Students learn the macroscopic properties of matter and the microscopic properties of matter’s constituent particles. They practice high-level problem-solving skills, such as conducting experiments and solving word problems. They master new vocabulary, including the rules for naming simple compounds and ions. Students discover chemistry’s power to explain the nature of matter and its transformations when they study the periodic table of the elements. They progress through organic and biochemistry, covering a broad range of topics including atomic structure and interaction, ionic and covalent compounds, carbon and organic compounds, stoichiometry, gases and liquids, solutions and acids and bases.
In this lab science course, students cover the study of motion, forces, energy, heat, waves, light, electricity, and magnetism. Students focus on the development of models and scientific inquiry to describe natural phenomena, and to express principles and theories. They use their knowledge of algebra, geometry, and trigonometry to understand and gain access to the power of physics.

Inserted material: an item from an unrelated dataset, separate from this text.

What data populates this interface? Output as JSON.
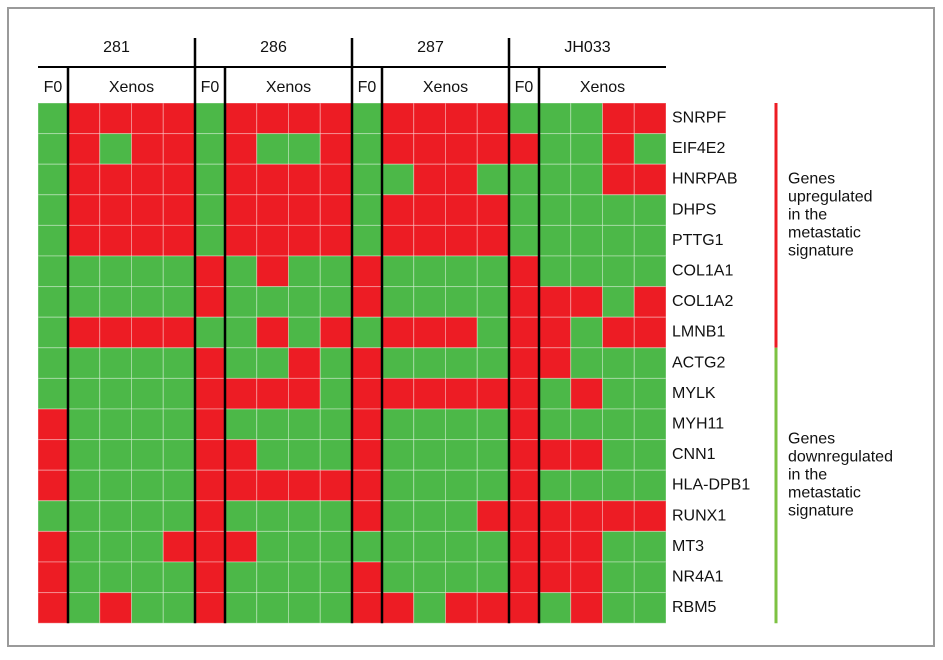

The major emphasis of this course is to provide students with the knowledge of the Earth system, the formation of the solar system and its place within the Milky Way Galaxy. This includes but is not limited to celestial bodies in the solar system as well as beyond, exploration of our Universe, and new ideas and theories postulating the formation of our Universe. Students will learn basic as well as advanced Astronomy concepts through hands-on, multi-modal computer resources.